UNE SITUATION “TENABLE” AUJOURD’HUI, MAIS POUR COMBIEN DE TEMPS ?
Avec 57 détenus pour 47 places, la maison d’arrêt de Mende n’est pas, à ce jour, en situation de surpopulation extrême. Mais pour les surveillants, cet équilibre reste fragile. Cédric Carel, secrétaire local UFAP Justice à la maison d’arrêt de Mende, le reconnaît : « C'est plutôt correct. 57 détenus. On a connu 84. » Selon lui, cette situation s’explique en partie par l’absence actuelle de direction pérenne : « On sait qu'actuellement, si on n'est pas plus surencombré que ça, c'est dû au fait qu'on n'a pas une direction pour l'instant. »
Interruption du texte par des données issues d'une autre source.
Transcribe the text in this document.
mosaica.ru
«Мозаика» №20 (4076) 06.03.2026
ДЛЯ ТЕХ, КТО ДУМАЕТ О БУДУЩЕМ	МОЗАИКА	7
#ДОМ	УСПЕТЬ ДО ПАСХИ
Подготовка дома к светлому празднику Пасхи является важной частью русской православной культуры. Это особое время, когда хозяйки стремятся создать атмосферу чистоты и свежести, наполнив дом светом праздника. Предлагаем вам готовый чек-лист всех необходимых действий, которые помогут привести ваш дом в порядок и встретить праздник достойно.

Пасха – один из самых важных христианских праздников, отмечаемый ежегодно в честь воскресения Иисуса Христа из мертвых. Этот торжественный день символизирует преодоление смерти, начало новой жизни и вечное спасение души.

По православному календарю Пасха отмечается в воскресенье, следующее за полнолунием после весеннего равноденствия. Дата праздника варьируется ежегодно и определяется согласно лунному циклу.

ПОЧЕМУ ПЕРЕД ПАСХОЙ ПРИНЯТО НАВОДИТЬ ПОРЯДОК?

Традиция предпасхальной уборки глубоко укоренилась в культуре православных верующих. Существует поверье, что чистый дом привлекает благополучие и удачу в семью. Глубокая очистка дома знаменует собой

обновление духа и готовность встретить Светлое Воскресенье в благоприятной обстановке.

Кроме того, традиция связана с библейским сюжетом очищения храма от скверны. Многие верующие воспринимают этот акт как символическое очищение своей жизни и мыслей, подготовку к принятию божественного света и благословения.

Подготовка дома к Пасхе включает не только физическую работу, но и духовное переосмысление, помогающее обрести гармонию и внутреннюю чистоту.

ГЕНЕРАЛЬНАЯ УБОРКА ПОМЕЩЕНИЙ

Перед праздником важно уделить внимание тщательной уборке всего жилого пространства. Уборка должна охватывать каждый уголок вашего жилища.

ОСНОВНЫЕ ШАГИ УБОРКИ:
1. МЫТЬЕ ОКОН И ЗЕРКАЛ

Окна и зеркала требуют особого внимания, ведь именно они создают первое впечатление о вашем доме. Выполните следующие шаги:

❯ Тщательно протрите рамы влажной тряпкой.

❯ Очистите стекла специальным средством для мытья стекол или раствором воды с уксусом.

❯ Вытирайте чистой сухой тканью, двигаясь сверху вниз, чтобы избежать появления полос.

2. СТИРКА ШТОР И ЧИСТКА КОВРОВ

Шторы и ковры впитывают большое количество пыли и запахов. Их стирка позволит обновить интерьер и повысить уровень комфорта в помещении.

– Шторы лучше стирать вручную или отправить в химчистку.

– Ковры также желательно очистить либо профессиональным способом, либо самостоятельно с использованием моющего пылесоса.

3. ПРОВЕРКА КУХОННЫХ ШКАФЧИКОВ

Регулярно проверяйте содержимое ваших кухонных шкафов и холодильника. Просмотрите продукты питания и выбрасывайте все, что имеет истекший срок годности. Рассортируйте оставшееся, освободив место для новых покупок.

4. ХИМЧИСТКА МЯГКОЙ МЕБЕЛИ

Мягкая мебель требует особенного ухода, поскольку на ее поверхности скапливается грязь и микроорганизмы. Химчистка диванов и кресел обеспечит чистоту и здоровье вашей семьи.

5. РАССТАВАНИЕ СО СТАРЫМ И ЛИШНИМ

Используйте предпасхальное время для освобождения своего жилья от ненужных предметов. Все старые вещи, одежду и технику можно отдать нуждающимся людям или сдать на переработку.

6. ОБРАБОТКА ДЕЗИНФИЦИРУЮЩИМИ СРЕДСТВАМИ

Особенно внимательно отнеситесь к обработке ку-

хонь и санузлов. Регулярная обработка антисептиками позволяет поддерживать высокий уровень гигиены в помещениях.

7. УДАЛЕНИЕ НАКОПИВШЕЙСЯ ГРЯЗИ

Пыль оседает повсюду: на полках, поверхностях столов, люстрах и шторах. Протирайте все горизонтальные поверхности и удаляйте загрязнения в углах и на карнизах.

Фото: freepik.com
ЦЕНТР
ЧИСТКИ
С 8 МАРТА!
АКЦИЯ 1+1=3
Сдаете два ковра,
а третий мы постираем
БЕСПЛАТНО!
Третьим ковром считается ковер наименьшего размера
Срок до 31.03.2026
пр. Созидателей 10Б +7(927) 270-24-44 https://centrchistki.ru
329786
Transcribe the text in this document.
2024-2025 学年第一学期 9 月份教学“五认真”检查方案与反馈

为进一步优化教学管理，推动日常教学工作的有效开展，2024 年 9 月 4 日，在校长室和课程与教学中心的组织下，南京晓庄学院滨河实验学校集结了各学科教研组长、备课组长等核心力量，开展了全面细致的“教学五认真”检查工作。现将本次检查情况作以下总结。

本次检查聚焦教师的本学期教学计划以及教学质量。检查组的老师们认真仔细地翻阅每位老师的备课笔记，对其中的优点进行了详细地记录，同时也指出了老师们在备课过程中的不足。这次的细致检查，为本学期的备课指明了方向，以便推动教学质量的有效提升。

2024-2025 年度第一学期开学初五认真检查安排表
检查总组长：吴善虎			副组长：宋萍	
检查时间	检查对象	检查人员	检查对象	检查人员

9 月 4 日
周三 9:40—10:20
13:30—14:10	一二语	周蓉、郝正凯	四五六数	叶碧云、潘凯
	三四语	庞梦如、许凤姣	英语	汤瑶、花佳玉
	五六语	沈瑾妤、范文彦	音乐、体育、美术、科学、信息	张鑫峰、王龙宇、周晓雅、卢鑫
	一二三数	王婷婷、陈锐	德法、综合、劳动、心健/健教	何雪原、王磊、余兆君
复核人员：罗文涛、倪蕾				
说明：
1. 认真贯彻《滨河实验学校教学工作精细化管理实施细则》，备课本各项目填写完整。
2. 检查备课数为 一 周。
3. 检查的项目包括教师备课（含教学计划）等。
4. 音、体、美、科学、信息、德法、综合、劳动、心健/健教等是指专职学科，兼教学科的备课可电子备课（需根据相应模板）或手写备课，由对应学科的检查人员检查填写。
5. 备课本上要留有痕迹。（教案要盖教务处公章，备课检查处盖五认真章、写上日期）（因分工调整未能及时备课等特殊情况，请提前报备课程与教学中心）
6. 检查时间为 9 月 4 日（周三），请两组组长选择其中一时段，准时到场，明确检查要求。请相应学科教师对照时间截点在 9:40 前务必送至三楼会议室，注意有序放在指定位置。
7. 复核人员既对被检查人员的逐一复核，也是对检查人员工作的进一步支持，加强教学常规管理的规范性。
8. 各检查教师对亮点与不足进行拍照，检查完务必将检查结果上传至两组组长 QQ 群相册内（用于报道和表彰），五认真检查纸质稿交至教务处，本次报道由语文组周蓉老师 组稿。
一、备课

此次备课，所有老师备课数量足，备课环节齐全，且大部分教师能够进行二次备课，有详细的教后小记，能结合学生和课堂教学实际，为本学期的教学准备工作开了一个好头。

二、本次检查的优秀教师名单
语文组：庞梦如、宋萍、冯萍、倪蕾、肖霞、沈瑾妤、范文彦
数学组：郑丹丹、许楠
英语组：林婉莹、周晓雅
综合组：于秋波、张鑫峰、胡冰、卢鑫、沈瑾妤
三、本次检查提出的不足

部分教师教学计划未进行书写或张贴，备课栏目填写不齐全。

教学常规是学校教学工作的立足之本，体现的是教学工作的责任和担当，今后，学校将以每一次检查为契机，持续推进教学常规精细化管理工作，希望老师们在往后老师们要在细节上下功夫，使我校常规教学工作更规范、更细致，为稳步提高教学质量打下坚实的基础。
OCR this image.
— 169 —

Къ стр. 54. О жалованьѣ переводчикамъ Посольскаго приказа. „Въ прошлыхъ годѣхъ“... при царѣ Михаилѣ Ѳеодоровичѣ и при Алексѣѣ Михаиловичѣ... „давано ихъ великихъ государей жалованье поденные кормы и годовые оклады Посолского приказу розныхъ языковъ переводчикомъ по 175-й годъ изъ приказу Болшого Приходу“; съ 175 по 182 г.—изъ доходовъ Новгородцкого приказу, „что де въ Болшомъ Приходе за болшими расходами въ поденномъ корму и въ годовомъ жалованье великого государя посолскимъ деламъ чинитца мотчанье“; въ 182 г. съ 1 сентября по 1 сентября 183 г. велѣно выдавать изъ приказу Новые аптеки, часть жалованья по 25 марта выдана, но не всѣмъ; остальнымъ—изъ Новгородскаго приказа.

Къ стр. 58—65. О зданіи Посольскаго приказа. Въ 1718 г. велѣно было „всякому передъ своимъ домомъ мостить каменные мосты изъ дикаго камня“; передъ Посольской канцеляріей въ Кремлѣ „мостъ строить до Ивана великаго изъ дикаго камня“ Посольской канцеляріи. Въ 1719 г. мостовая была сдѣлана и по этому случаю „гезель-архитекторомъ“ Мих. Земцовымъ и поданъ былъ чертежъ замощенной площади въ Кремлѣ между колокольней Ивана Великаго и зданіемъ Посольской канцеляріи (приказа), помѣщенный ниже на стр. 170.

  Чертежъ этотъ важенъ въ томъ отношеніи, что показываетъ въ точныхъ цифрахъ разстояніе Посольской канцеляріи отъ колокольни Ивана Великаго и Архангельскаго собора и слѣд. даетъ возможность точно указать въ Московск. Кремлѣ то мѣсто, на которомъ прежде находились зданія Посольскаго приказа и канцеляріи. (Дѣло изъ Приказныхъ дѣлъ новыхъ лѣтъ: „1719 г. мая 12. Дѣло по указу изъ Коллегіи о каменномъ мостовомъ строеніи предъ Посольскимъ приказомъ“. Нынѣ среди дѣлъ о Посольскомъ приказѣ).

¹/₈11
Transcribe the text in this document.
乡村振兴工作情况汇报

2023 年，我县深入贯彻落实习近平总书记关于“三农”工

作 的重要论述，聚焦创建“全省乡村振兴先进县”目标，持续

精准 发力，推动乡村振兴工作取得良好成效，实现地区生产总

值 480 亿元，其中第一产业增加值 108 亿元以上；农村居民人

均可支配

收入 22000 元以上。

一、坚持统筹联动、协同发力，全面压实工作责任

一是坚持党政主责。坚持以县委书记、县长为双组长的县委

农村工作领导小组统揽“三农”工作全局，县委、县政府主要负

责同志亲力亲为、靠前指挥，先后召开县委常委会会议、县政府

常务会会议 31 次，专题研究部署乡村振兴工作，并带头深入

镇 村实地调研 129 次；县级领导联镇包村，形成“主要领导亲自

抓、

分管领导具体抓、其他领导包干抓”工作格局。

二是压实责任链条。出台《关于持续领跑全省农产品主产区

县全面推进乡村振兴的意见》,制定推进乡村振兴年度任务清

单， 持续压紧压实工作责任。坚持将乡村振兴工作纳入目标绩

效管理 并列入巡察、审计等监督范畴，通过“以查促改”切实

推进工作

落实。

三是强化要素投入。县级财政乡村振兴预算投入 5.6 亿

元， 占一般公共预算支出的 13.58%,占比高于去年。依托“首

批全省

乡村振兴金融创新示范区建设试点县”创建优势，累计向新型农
Une situation temporaire, qui pourrait rapidement se dégrader : « Dès qu'on va nous remettre une direction en place, on va remonter avec des matelas au sol. L'établissement n'est pas fait pour. »
VÉTUSTÉ, ÉQUIPEMENTS DÉFAILLANTS ET SANCTIONS IMPOSSIBLES
Au-delà du nombre de détenus, les surveillants dénoncent des dysfonctionnements quotidiens liés à la vétusté du bâtiment. À commencer par les installations sanitaires : sur les 8 douches censées fonctionner, seules 4 sont utilisables. Autre problème majeur : l’impossibilité d’utiliser le quartier disciplinaire. « Il fait trop froid dans notre quartier disciplinaire pour pouvoir mettre les détenus », explique Cédric Carel.
Une situation qui complique la gestion des tensions : « Lorsqu'il doit y avoir sanction, les sanctions ne sont pas appliquées puisque nous ne pouvons pas nous servir de tous les outils qui sont mis à notre disposition. » Les équipements vieillissants posent également problème : frigos régulièrement en panne, réseau électrique ancien, mais aussi des soucis sur l’eau, avec la présence d’une bactérie constatée par le passé. « Tout ça, c'est dû à la vétusté de l'établissement », résume le représentant syndical.
Sans direction ni encadrement stable, les chantiers de rénovation ne peuvent pas être programmés, laissant les agents face à des conditions de travail qu’ils jugent de plus en plus difficiles. Par cette mobilisation, les surveillants de la maison d’arrêt de Mende espèrent désormais être entendus.